The Rua Tekau hive at East Surrey Bees have been inside their new home for a week now, locked in due to the poor weather. Its a 50,000 strong colony which has been placed onto new foundation comb, so there are no hexagonal cells for them to store eggs or larvae, nectar or pollen, or honey. There are also very many hungry mouths to feed!

We left them a good dose of sugar syrup so they could get over their starvation.
The sugar syrup will also give them enough food and energy to start furnishing the hive with new honeycomb. Our tutor checked the hive after 4 days and found they had finished off all of the syrup. They’d been busy though and completed building new wax honey comb right through the base brood box! The queen had also started laying eggs in these new honeycomb cells.

Time for some more food and another brood box then – one of the causes of swarming is restricted space, so its necessary to ensure the colony has enough room to grow, and remain in the hive.

By Thursday when we had our class, they had drawn out comb over 50% of the additional second brood box, with eggs fully laid right through the bottom brood box. The eggs hatch after 3 days, so we would expect around Saturday there to be an increasing amount of pearly white c-shaped larvae to be present (the next developmental stage after an egg).
And all these larvae also need feeding…

The larvae remain in this form and grow for around 6 days until they are capped by a waxy cover. Inside a covered cell they pupate, turning from slug like larvae into their more familiar flying insect bee form. The pupae stage lasts around 13 days – a total of 21 days development  from laid egg to emerging insect. there is some variation, this is for the majority worker bee who make up 99% of the hive.)

I suspect by the time we have our next class (Thursday) we will see BIAS, or Brood In All Stages. Newly laid eggs, larvae (or uncapped brood), pupae (or capped brood), and potentially newly emerging bees.

Considering there is a full hive of adult bees now and a very full nursery about to emerge, I think we are going to have quite a colony on our hands! We will need to keep a close eye on our artificial feeding to make sure they get enough to eat, if this rainy weather continues preventing them from getting out and foraging.

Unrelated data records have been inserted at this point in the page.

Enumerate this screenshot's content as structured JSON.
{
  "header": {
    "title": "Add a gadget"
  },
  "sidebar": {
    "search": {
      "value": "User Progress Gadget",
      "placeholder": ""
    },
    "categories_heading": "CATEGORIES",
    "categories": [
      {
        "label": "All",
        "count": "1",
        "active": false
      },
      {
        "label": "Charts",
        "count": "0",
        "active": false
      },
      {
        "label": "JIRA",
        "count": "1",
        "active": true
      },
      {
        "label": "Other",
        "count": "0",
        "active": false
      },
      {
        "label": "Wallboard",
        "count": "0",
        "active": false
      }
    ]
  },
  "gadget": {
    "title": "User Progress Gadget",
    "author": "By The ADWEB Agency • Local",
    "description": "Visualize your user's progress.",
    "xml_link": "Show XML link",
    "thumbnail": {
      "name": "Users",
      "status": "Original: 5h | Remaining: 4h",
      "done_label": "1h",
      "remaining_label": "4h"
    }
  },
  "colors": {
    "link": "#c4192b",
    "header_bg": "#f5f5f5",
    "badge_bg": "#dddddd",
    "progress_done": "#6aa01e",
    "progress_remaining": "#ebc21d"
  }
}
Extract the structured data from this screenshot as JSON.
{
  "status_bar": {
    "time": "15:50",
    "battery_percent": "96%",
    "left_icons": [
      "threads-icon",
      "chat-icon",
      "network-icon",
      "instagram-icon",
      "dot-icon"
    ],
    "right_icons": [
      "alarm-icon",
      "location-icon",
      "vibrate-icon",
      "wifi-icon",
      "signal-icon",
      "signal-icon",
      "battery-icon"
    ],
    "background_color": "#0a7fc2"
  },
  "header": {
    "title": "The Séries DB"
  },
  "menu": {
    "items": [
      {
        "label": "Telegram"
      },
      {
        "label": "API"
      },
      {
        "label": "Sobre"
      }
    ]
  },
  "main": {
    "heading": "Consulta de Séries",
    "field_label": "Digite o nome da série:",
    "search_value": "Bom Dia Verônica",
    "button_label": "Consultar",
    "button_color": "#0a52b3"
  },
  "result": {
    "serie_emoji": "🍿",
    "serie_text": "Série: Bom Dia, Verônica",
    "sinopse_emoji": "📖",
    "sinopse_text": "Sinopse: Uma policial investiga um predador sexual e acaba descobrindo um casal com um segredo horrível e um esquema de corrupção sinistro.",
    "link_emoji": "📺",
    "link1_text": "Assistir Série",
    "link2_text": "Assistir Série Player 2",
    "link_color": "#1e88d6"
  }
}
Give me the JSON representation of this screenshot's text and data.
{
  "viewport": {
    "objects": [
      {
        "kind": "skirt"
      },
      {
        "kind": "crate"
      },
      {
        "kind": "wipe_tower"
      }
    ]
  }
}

For the sake of completion, the other 1% of the hive is made up of:

Drone bees who are male, and unable to sting (but they do have a prick fnarr).
Drones generally laze about the hive doing very little, and fly around from time to time looking for new princesses to mate with. Mating, much like stinging, kills them drone bee quickly.They are larger and stockier than the female worker bees, and so take 24 days to develop from laid egg to emerging insect. So called drones because of the lower buzzing sound when flying than the smaller and higher pitched worker.

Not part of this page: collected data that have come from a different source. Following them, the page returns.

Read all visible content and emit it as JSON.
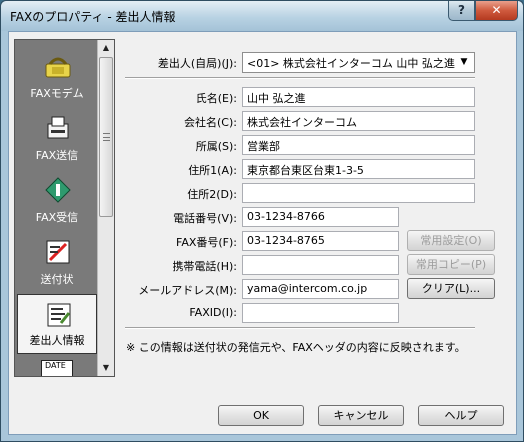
{
  "window": {
    "title": "FAXのプロパティ - 差出人情報",
    "help": "?",
    "close": "✕"
  },
  "nav": {
    "items": [
      {
        "label": "FAXモデム",
        "icon": "fax-modem-icon"
      },
      {
        "label": "FAX送信",
        "icon": "fax-send-icon"
      },
      {
        "label": "FAX受信",
        "icon": "fax-receive-icon"
      },
      {
        "label": "送付状",
        "icon": "cover-sheet-icon"
      },
      {
        "label": "差出人情報",
        "icon": "sender-info-icon",
        "selected": true
      },
      {
        "label": "DATE",
        "icon": "date-icon"
      }
    ]
  },
  "form": {
    "sender_label": "差出人(自局)(J):",
    "sender_value": "<01> 株式会社インターコム 山中 弘之進",
    "name_label": "氏名(E):",
    "name_value": "山中 弘之進",
    "company_label": "会社名(C):",
    "company_value": "株式会社インターコム",
    "dept_label": "所属(S):",
    "dept_value": "営業部",
    "addr1_label": "住所1(A):",
    "addr1_value": "東京都台東区台東1-3-5",
    "addr2_label": "住所2(D):",
    "addr2_value": "",
    "phone_label": "電話番号(V):",
    "phone_value": "03-1234-8766",
    "fax_label": "FAX番号(F):",
    "fax_value": "03-1234-8765",
    "mobile_label": "携帯電話(H):",
    "mobile_value": "",
    "email_label": "メールアドレス(M):",
    "email_value": "yama@intercom.co.jp",
    "faxid_label": "FAXID(I):",
    "faxid_value": "",
    "common_settings_btn": "常用設定(O)",
    "common_copy_btn": "常用コピー(P)",
    "clear_btn": "クリア(L)...",
    "note": "※ この情報は送付状の発信元や、FAXヘッダの内容に反映されます。"
  },
  "buttons": {
    "ok": "OK",
    "cancel": "キャンセル",
    "help": "ヘルプ"
  }
}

There is only one queen in a colony.
New queens are ‘generated’ under different circumstances, and often a batch will hatch at the same time…. there can be only one….
A bees barbed sting doesn’t get stuck into other insects (the barb only remains in tougher mammalian skin), so new queens fight to the death to determine who is the new ruler of the hive.
Dramatic stuff.

Leaving you on a happier note, new unmated queens are sometimes called princesses, and are quicker to develop at around only 16 days.